Die Emotionen sind ziemlich gedämpft dafür, dass es endlich auf die längste Reise unserer Urlaubskarriere geht. Auch an die Westküste von Nordamerika reisen wir das erste Mal.

Das Hauptziel ist Hawaii diesmal :smilie_water_013:. Diese Inselgruppe haben eigentlich schon seit "Magnum" im TV immer wieder mal angesehen, aber wegen der teuren, langen Anreise und der unstabilen Wetterverhältnisse dort immer wieder verworfen. Dass es im Paradies allerdings immer wieder mal regnen kann, haben wir inzwischen auch schon in der Karibik kennengelernt :regen:.

Mein Traumziel seit langer Zeit ist eigentlich eine Kreuzfahrt in die Südsee ab Tahiti mit der Aranui - bislang noch unbezahlbar. Aber dann las ich irgendwann vor Jahren, dass Disney Cruise auch Hawaii-Reisen macht hin und wieder. Hawaii ist ja vom Südsee-Traum nicht so weit entfernt und wir sind ohnehin Fans von Disney Cruises....also schnell mal im Auge behalten, wann sowas wieder stattfindet.
Inzwischen haben wir durch eine amerikanische Disney-Freundin auch das Resort Aulani oft empfohlen bekommen, Hawaii ist also definitiv eine Reise wert (natürlich auch ohne Disney :icon_rolleyes: )
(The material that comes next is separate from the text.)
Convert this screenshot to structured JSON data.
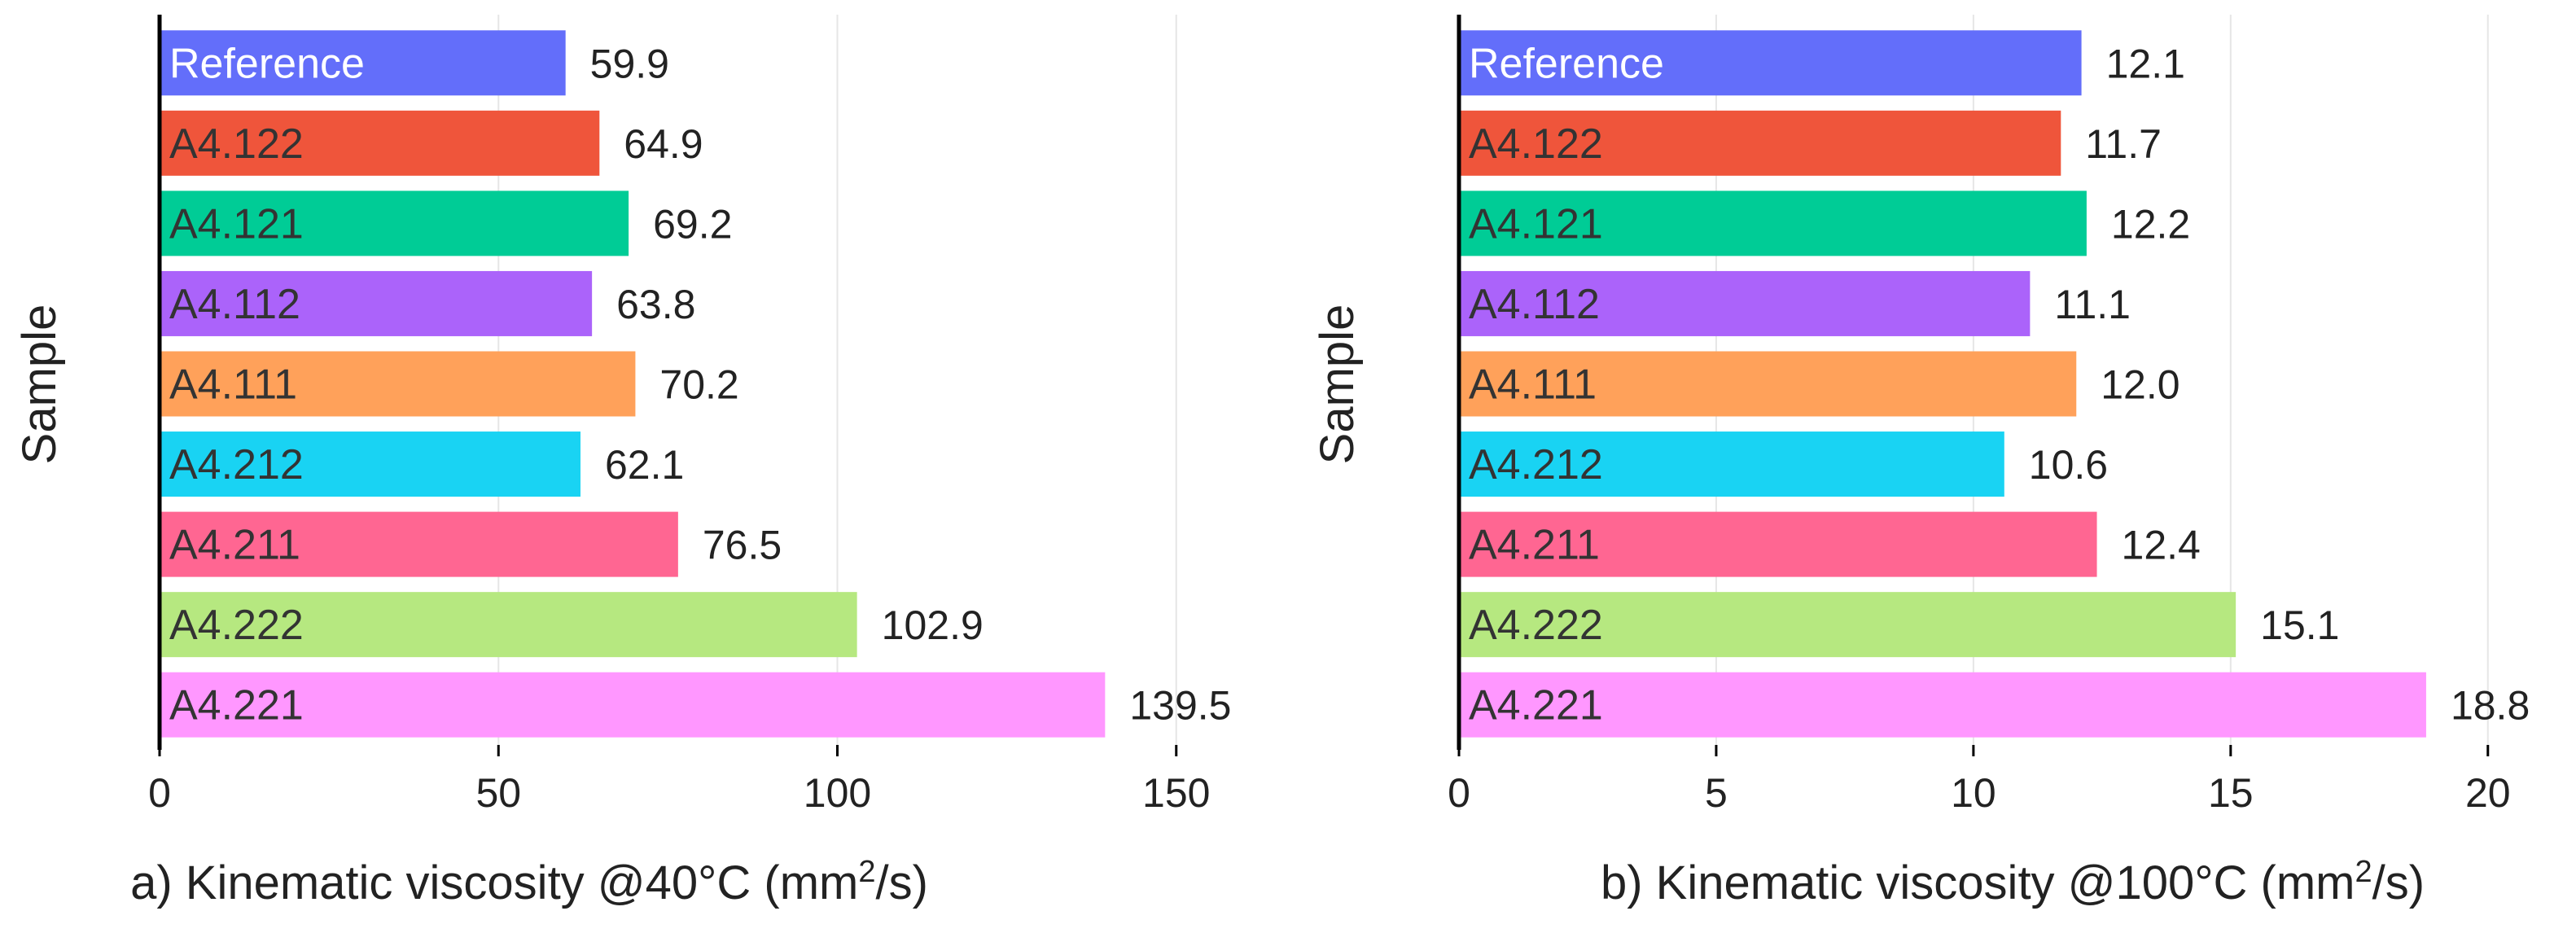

Gerade, als ich schon gar nicht mehr darüber nachgedacht habe, kam die Ankündigung, dass es im April 2020 zwei Hawaii-Reisen geben würde. Eine von Vancouver, Kanada, nach Hawaii und eine zurück.
Kanada ist die "Schuld" der antiquierten US-Gesetzgebung, denn die erlaubt Personenschifffahrt von (US)A nach (US)B nur in Kombination mit dem Ausland (Start dort zum Beispiel).
Nach 2020 gab es für Alaska ein paar kleine Ausnahmen, aber im Grunde war klar, dass unsere Reise in Kanada starten muss, also gelten alle Einreisebestimmungen für Kanada und dann sofort für die USA (Hawaii) für uns.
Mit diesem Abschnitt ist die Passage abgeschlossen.